This is the version of gensim I am using:
Name: gensim
Version: 4.3.0
Summary: Python framework for fast Vector Space Modelling
Home-page: http://radimrehurek.com/gensim
Author: Radim Rehurek
Author-email: me@radimr
I want to convert sentences into vectors using Word2Vec
. So is there any other method than infer_vector
that converts a sentence into a vector. [Using Word2Vec
is a compulsion]
Current code:
In:clean_data[:3]
Out:[['good'],
['nice'],
['its',
'ok',
'but',
'still',
'not',
'work',
'some',
'times',
'please',
'upgrade',
'a',
'valuable',
'process']]
In:from gensim.models import Word2Vec
In:model= Word2Vec(clean_data, vector_size=100, min_count=2, sg=1)

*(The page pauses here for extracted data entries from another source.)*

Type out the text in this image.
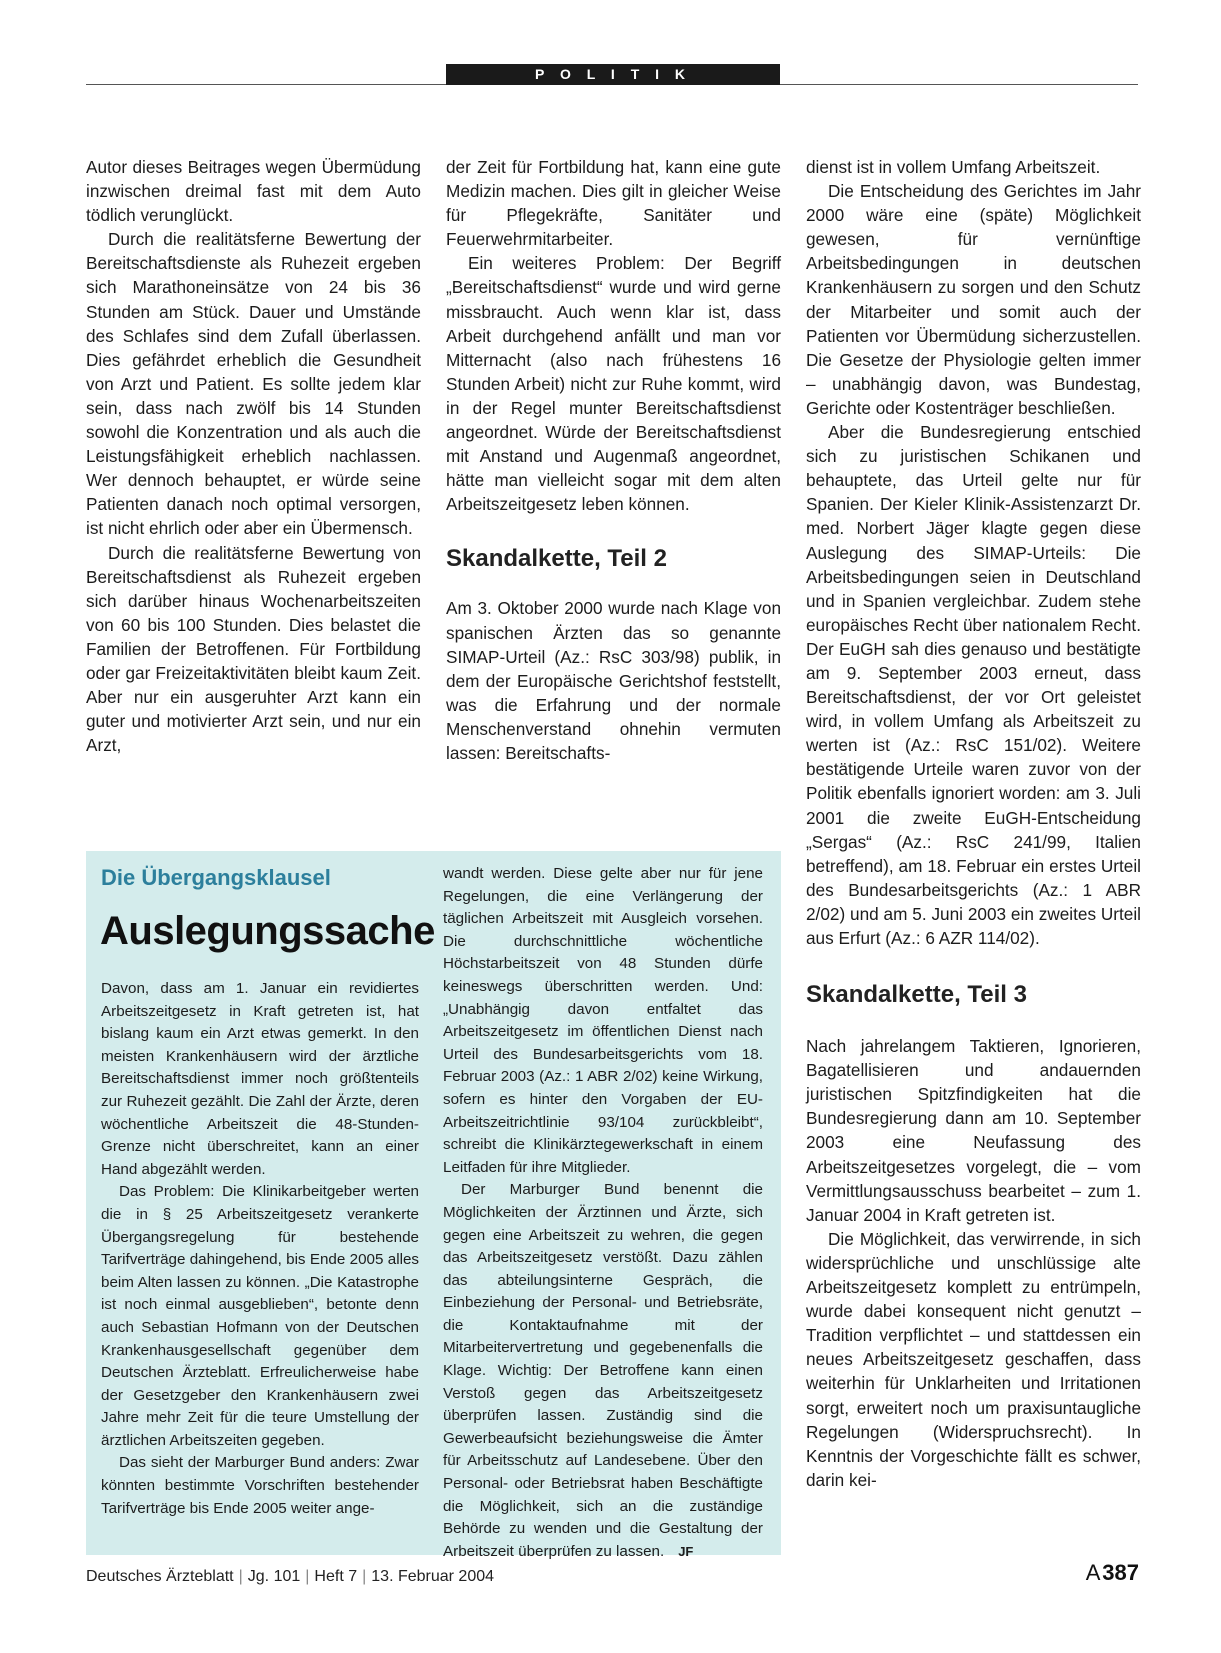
P O L I T I K

Autor dieses Beitrages wegen Übermüdung inzwischen dreimal fast mit dem Auto tödlich verunglückt.

Durch die realitätsferne Bewertung der Bereitschaftsdienste als Ruhezeit ergeben sich Marathoneinsätze von 24 bis 36 Stunden am Stück. Dauer und Umstände des Schlafes sind dem Zufall überlassen. Dies gefährdet erheblich die Gesundheit von Arzt und Patient. Es sollte jedem klar sein, dass nach zwölf bis 14 Stunden sowohl die Konzentration und als auch die Leistungsfähigkeit erheblich nachlassen. Wer dennoch behauptet, er würde seine Patienten danach noch optimal versorgen, ist nicht ehrlich oder aber ein Übermensch.

Durch die realitätsferne Bewertung von Bereitschaftsdienst als Ruhezeit ergeben sich darüber hinaus Wochenarbeitszeiten von 60 bis 100 Stunden. Dies belastet die Familien der Betroffenen. Für Fortbildung oder gar Freizeitaktivitäten bleibt kaum Zeit. Aber nur ein ausgeruhter Arzt kann ein guter und motivierter Arzt sein, und nur ein Arzt,

der Zeit für Fortbildung hat, kann eine gute Medizin machen. Dies gilt in gleicher Weise für Pflegekräfte, Sanitäter und Feuerwehrmitarbeiter.

Ein weiteres Problem: Der Begriff „Bereitschaftsdienst“ wurde und wird gerne missbraucht. Auch wenn klar ist, dass Arbeit durchgehend anfällt und man vor Mitternacht (also nach frühestens 16 Stunden Arbeit) nicht zur Ruhe kommt, wird in der Regel munter Bereitschaftsdienst angeordnet. Würde der Bereitschaftsdienst mit Anstand und Augenmaß angeordnet, hätte man vielleicht sogar mit dem alten Arbeitszeitgesetz leben können.

Skandalkette, Teil 2

Am 3. Oktober 2000 wurde nach Klage von spanischen Ärzten das so genannte SIMAP-Urteil (Az.: RsC 303/98) publik, in dem der Europäische Gerichtshof feststellt, was die Erfahrung und der normale Menschenverstand ohnehin vermuten lassen: Bereitschafts-

dienst ist in vollem Umfang Arbeitszeit.

Die Entscheidung des Gerichtes im Jahr 2000 wäre eine (späte) Möglichkeit gewesen, für vernünftige Arbeitsbedingungen in deutschen Krankenhäusern zu sorgen und den Schutz der Mitarbeiter und somit auch der Patienten vor Übermüdung sicherzustellen. Die Gesetze der Physiologie gelten immer – unabhängig davon, was Bundestag, Gerichte oder Kostenträger beschließen.

Aber die Bundesregierung entschied sich zu juristischen Schikanen und behauptete, das Urteil gelte nur für Spanien. Der Kieler Klinik-Assistenzarzt Dr. med. Norbert Jäger klagte gegen diese Auslegung des SIMAP-Urteils: Die Arbeitsbedingungen seien in Deutschland und in Spanien vergleichbar. Zudem stehe europäisches Recht über nationalem Recht. Der EuGH sah dies genauso und bestätigte am 9. September 2003 erneut, dass Bereitschaftsdienst, der vor Ort geleistet wird, in vollem Umfang als Arbeitszeit zu werten ist (Az.: RsC 151/02). Weitere bestätigende Urteile waren zuvor von der Politik ebenfalls ignoriert worden: am 3. Juli 2001 die zweite EuGH-Entscheidung „Sergas“ (Az.: RsC 241/99, Italien betreffend), am 18. Februar ein erstes Urteil des Bundesarbeitsgerichts (Az.: 1 ABR 2/02) und am 5. Juni 2003 ein zweites Urteil aus Erfurt (Az.: 6 AZR 114/02).

Skandalkette, Teil 3

Nach jahrelangem Taktieren, Ignorieren, Bagatellisieren und andauernden juristischen Spitzfindigkeiten hat die Bundesregierung dann am 10. September 2003 eine Neufassung des Arbeitszeitgesetzes vorgelegt, die – vom Vermittlungsausschuss bearbeitet – zum 1. Januar 2004 in Kraft getreten ist.

Die Möglichkeit, das verwirrende, in sich widersprüchliche und unschlüssige alte Arbeitszeitgesetz komplett zu entrümpeln, wurde dabei konsequent nicht genutzt – Tradition verpflichtet – und stattdessen ein neues Arbeitszeitgesetz geschaffen, dass weiterhin für Unklarheiten und Irritationen sorgt, erweitert noch um praxisuntaugliche Regelungen (Widerspruchsrecht). In Kenntnis der Vorgeschichte fällt es schwer, darin kei-

Die Übergangsklausel
Auslegungssache

Davon, dass am 1. Januar ein revidiertes Arbeitszeitgesetz in Kraft getreten ist, hat bislang kaum ein Arzt etwas gemerkt. In den meisten Krankenhäusern wird der ärztliche Bereitschaftsdienst immer noch größtenteils zur Ruhezeit gezählt. Die Zahl der Ärzte, deren wöchentliche Arbeitszeit die 48-Stunden-Grenze nicht überschreitet, kann an einer Hand abgezählt werden.

Das Problem: Die Klinikarbeitgeber werten die in § 25 Arbeitszeitgesetz verankerte Übergangsregelung für bestehende Tarifverträge dahingehend, bis Ende 2005 alles beim Alten lassen zu können. „Die Katastrophe ist noch einmal ausgeblieben“, betonte denn auch Sebastian Hofmann von der Deutschen Krankenhausgesellschaft gegenüber dem Deutschen Ärzteblatt. Erfreulicherweise habe der Gesetzgeber den Krankenhäusern zwei Jahre mehr Zeit für die teure Umstellung der ärztlichen Arbeitszeiten gegeben.

Das sieht der Marburger Bund anders: Zwar könnten bestimmte Vorschriften bestehender Tarifverträge bis Ende 2005 weiter ange-

wandt werden. Diese gelte aber nur für jene Regelungen, die eine Verlängerung der täglichen Arbeitszeit mit Ausgleich vorsehen. Die durchschnittliche wöchentliche Höchstarbeitszeit von 48 Stunden dürfe keineswegs überschritten werden. Und: „Unabhängig davon entfaltet das Arbeitszeitgesetz im öffentlichen Dienst nach Urteil des Bundesarbeitsgerichts vom 18. Februar 2003 (Az.: 1 ABR 2/02) keine Wirkung, sofern es hinter den Vorgaben der EU-Arbeitszeitrichtlinie 93/104 zurückbleibt“, schreibt die Klinikärztegewerkschaft in einem Leitfaden für ihre Mitglieder.

Der Marburger Bund benennt die Möglichkeiten der Ärztinnen und Ärzte, sich gegen eine Arbeitszeit zu wehren, die gegen das Arbeitszeitgesetz verstößt. Dazu zählen das abteilungsinterne Gespräch, die Einbeziehung der Personal- und Betriebsräte, die Kontaktaufnahme mit der Mitarbeitervertretung und gegebenenfalls die Klage. Wichtig: Der Betroffene kann einen Verstoß gegen das Arbeitszeitgesetz überprüfen lassen. Zuständig sind die Gewerbeaufsicht beziehungsweise die Ämter für Arbeitsschutz auf Landesebene. Über den Personal- oder Betriebsrat haben Beschäftigte die Möglichkeit, sich an die zuständige Behörde zu wenden und die Gestaltung der Arbeitszeit überprüfen zu lassen. JF

Deutsches Ärzteblatt | Jg. 101 | Heft 7 | 13. Februar 2004	A 387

In:model.train(clean_data,total_examples=model.corpus_count,epochs=model.epochs)
In:model.infer_vector(['its','ok','but','still','not','work','some','times','please','upgrade','a','valuable','process'])
Error:
AttributeError Traceback (most recent call last)

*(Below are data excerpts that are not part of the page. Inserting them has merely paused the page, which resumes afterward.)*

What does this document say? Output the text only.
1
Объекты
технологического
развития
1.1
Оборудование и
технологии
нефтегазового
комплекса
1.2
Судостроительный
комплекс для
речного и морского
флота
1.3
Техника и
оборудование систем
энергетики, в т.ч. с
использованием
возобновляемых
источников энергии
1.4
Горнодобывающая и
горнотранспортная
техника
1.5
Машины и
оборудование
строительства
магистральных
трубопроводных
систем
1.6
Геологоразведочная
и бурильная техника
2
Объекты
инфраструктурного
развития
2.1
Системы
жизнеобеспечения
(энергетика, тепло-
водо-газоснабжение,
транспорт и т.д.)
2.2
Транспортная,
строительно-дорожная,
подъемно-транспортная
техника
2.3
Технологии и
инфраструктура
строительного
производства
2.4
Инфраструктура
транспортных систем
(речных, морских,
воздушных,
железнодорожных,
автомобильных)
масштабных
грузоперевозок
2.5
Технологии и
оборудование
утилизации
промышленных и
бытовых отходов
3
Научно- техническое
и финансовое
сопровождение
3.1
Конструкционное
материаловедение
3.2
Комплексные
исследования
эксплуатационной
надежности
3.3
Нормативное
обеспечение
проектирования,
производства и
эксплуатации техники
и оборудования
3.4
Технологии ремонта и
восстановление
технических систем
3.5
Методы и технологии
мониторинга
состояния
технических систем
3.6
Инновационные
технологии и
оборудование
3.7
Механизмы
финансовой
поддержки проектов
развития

~\AppData\Local\Temp/ipykernel_11408/92733804.py in <module>
----> 1 model.infer_vector(['its','ok','but','still','not','work','some','times','please','upgrade','a','valuable','process'])

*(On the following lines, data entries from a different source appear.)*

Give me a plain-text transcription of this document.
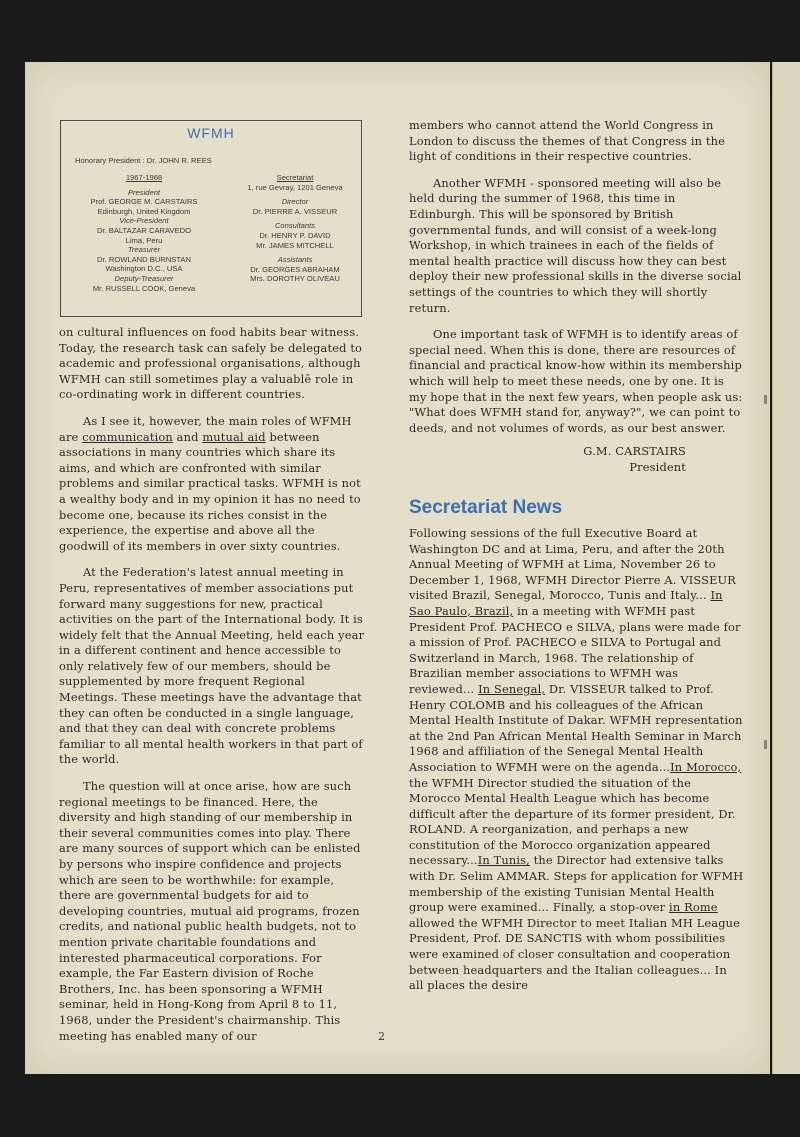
WFMH
Honorary President : Dr. JOHN R. REES
1967-1968
President
Prof. GEORGE M. CARSTAIRS
Edinburgh, United Kingdom
Vice-President
Dr. BALTAZAR CARAVEDO
Lima, Peru
Treasurer
Dr. ROWLAND BURNSTAN
Washington D.C., USA
Deputy-Treasurer
Mr. RUSSELL COOK, Geneva
Secretariat
1, rue Gevray, 1201 Geneva
Director
Dr. PIERRE A. VISSEUR
Consultants
Dr. HENRY P. DAVID
Mr. JAMES MITCHELL
Assistants
Dr. GEORGES ABRAHAM
Mrs. DOROTHY OLIVEAU

on cultural influences on food habits bear witness. Today, the research task can safely be delegated to academic and professional organisations, although WFMH can still sometimes play a valuablē role in co-ordinating work in different countries.

As I see it, however, the main roles of WFMH are communication and mutual aid between associations in many countries which share its aims, and which are confronted with similar problems and similar practical tasks. WFMH is not a wealthy body and in my opinion it has no need to become one, because its riches consist in the experience, the expertise and above all the goodwill of its members in over sixty countries.

At the Federation's latest annual meeting in Peru, representatives of member associations put forward many suggestions for new, practical activities on the part of the International body. It is widely felt that the Annual Meeting, held each year in a different continent and hence accessible to only relatively few of our members, should be supplemented by more frequent Regional Meetings. These meetings have the advantage that they can often be conducted in a single language, and that they can deal with concrete problems familiar to all mental health workers in that part of the world.

The question will at once arise, how are such regional meetings to be financed. Here, the diversity and high standing of our membership in their several communities comes into play. There are many sources of support which can be enlisted by persons who inspire confidence and projects which are seen to be worthwhile: for example, there are governmental budgets for aid to developing countries, mutual aid programs, frozen credits, and national public health budgets, not to mention private charitable foundations and interested pharmaceutical corporations. For example, the Far Eastern division of Roche Brothers, Inc. has been sponsoring a WFMH seminar, held in Hong-Kong from April 8 to 11, 1968, under the President's chairmanship. This meeting has enabled many of our

members who cannot attend the World Congress in London to discuss the themes of that Congress in the light of conditions in their respective countries.

Another WFMH - sponsored meeting will also be held during the summer of 1968, this time in Edinburgh. This will be sponsored by British governmental funds, and will consist of a week-long Workshop, in which trainees in each of the fields of mental health practice will discuss how they can best deploy their new professional skills in the diverse social settings of the countries to which they will shortly return.

One important task of WFMH is to identify areas of special need. When this is done, there are resources of financial and practical know-how within its membership which will help to meet these needs, one by one. It is my hope that in the next few years, when people ask us: "What does WFMH stand for, anyway?", we can point to deeds, and not volumes of words, as our best answer.

G.M. CARSTAIRS
President
Secretariat News

Following sessions of the full Executive Board at Washington DC and at Lima, Peru, and after the 20th Annual Meeting of WFMH at Lima, November 26 to December 1, 1968, WFMH Director Pierre A. VISSEUR visited Brazil, Senegal, Morocco, Tunis and Italy... In Sao Paulo, Brazil, in a meeting with WFMH past President Prof. PACHECO e SILVA, plans were made for a mission of Prof. PACHECO e SILVA to Portugal and Switzerland in March, 1968. The relationship of Brazilian member associations to WFMH was reviewed... In Senegal, Dr. VISSEUR talked to Prof. Henry COLOMB and his colleagues of the African Mental Health Institute of Dakar. WFMH representation at the 2nd Pan African Mental Health Seminar in March 1968 and affiliation of the Senegal Mental Health Association to WFMH were on the agenda...In Morocco, the WFMH Director studied the situation of the Morocco Mental Health League which has become difficult after the departure of its former president, Dr. ROLAND. A reorganization, and perhaps a new constitution of the Morocco organization appeared necessary...In Tunis, the Director had extensive talks with Dr. Selim AMMAR. Steps for application for WFMH membership of the existing Tunisian Mental Health group were examined... Finally, a stop-over in Rome allowed the WFMH Director to meet Italian MH League President, Prof. DE SANCTIS with whom possibilities were examined of closer consultation and cooperation between headquarters and the Italian colleagues... In all places the desire

2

AttributeError: 'Word2Vec' object has no attribute 'infer_vector'
.infer_vector()
is only available on the Doc2Vec
model, Its underlying algorithm, "Paragraph Vectors", describes a standard way to learn fixed-length vectors associated with multi-word texts. The Doc2Vec
class follows that algorithm, first during bulk training, than as an option in the frozen trained model via the .infer_vector()
method.
Word2Vec
, on the other hand, is a model only for learning vectors for individual words. As an algorithm, word2vec says nothing about what a vector for a multi-word text should be.
Many people choose to use the average of all a multi-word text's individual words as a simple vector for the text as a whole. It's quick & easy to calculate, but fairly limited in its power. Still, for some applications, especially broad topical-classifications that don't rely on any sort of grammatical/ordering understanding, such text-vectors work OK – especially as a starting baseline against which to compare additional techniques.
Gensim's KeyedVectors
class, which is how the Word2Vec
model stores its learned word-vectors inside its .wv
property, has a utility method to help calculation the mean (aka average) of multiple word-vectors. Its documentation is here:
You could use it with a list-of-words like so:
multiword_average_vector = model.wv.get_mean_vector([
'its','ok','but','still','not','work','some',
'times','please','upgrade','a','valuable','process'
])
Note that it will by default ignore any words not present in the model, but if you'd prefer it to raise an error, you can use the optional ignore_missing=True
parameter.
Separately: note that tiny toy-sized uses of Word2Vec
generally won't show any useful properties & may mislead you about how the algorithm works on the larger datasets for which it is most valuable. You generally will want to train on corpuses of at least hundreds-of-thousands (if not millions) of words, to create vocabularies with at least tens-of-thousands of known words (each with many contrasting realistic usage examples in your training data), in order to see the real behavior/value of this algorithm.